Most healthcare information technology prognosticators say that big money is finally coming to add muscle to a federal IT booster program that began in 2004. President Bush set up the Office of the National Coordinator that year in an executive order that also limited the use of federal funds to get the job done.
That should change this year. The Healthcare Information and Management Systems Society has appealed for $25 billion in spending, and President-elect Barack Obama has gone on record in favor of spending $10 billion a year for IT over a five-year period. As further evidence, in December 2008, Vice President-elect Joe Biden said that money for healthcare IT spending would likely be rolled into an economic stimulus bill that could be ready for Obama to sign soon after he is sworn into office.
In earlier IT bills, if any money at all was mentioned, the dollar amounts typically were in the millions, with a bill sponsored by Sens. Debbie Stabenow (D-Mich.) and Olympia Snowe (R-Maine) being one of the few exceptions to use the dreaded B word. Now, it seems billion is no longer a dirty word.

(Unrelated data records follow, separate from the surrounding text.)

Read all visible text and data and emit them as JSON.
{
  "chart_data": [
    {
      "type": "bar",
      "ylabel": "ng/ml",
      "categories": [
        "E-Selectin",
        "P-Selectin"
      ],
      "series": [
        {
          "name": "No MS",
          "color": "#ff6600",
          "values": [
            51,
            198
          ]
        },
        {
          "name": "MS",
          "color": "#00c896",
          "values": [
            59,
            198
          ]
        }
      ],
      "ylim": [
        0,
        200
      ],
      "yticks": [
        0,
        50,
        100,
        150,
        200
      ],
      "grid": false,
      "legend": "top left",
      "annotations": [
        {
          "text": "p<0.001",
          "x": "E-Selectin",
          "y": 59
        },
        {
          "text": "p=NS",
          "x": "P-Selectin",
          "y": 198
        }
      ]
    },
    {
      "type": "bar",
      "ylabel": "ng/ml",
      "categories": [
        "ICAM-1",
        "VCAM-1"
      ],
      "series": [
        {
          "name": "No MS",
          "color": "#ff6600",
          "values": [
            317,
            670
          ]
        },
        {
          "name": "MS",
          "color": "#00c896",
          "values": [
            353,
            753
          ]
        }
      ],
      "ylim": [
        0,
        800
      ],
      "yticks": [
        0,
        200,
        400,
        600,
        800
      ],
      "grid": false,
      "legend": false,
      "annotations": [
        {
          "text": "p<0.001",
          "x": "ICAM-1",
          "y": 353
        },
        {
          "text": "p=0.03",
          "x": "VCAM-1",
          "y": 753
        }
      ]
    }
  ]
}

Our minimum is $25 billion, said Meredith Taylor, director of congressional affairs at HIMSS. Thats what weve put together for ambulatory and acute-care practices. A HIMSS policy statement contains a detailed explanation for that number and some potential applications for that funding, Taylor said.
The question remains, however, of how to spend the money. A couple of tough nuts to crack will be small hospitals and small physician office practices, where the penetration rates of electronic health-record systems have remained minuscule despite more than 4½ years of federal promotion. IT vendors find it hard to market to those smaller operations, particularly physician offices, where roughly half the doctors in patient-care practices work in offices with three or fewer physicians.
Privacy is looming as another huge issue, with several IT bills drafted that would roll back the Bush administration erosions of privacy protections that include removing the requirement for patient consent before transmitting and utilizing patient information for multiple uses aside from treatment and payment.
Also in 2009, privacy is an important part of the arguments for or against health IT. Two key players likely to figure in the privacy fight this year are Indiana University law professor Dawn Johnsen and Rep. Pete Stark (D-Calif.).
Johnsen is Obamas choice to head the Office of Legal Counsel at the Justice Department. She worked there for five years during the Clinton administration and led the office for two years. One of her first tasks when she returns to her old job will be to revisit many opinions written during the Bush administration, including those regarding the Health Insurance Portability and Accountability Act.
In 2005, Office of Legal Counsel head Steven Bradbury issued an opinion binding on all federal prosecutors that the criminal penalty provisions of HIPAA were generally limited to covered entitiespayers, providers and claims clearinghousesas defined under the 1996 statute. HIPAA calls for up to five years of prison time for the most egregious criminal privacy violations, including wrongfully using patient data for a profit. However, since most covered entities are corporations, and since a corporation can't be put behind bars, privacy advocates have concluded the Bradbury opinion defied common sense.
Johnsen, who has been blogging on Slate magazines Web site for several years, has been scathing in her criticism of the Office of Legal Counsels operations under the Bush administration. She was critical of some of Bradburys opinions specifically.
Stark, meanwhile, was one of many members of Congress who had a healthcare IT bill in the hopper last session. It included language that would have overturned the Bradbury opinion.
The Stark bill also would have reversed the 2002 HHS revision of the HIPAA privacy rule. That Bush administration rule modification did away with the patient consent requirement for exchanging protected healthcare information for the purposes of treatment, payment and a broad, catch-all clause: other healthcare operations. It was a change, privacy advocates say, that turned the HIPAA privacy rule on its head, converting a broad privacy protection requirement into a wide-open medical records exchange authorization.
The resurgence of legislative interest in privacy regulation and enforcement quickly got the attention of the Healthcare Leadership Council, a Washington-based organization whose members include executives of health plans, pharmacy benefits managers and pharmaceutical manufacturers whose businesses use patient data. While not targeting the Stark bill by name, the council sent letters to every member of Congress warning that restoring the patient consent requirement could have dire consequences for healthcare quality and safety efforts as well as counteract the positive benefits of HIT.
A privacy advocacy group, however, sent its own letter to congressional leaders welcoming the renewed commitment in Congress and by the president-elect to protecting consumers over special interests.
Look for Stark to reintroduce his bill this year and figure as a player in negotiations on any other IT booster legislation this session.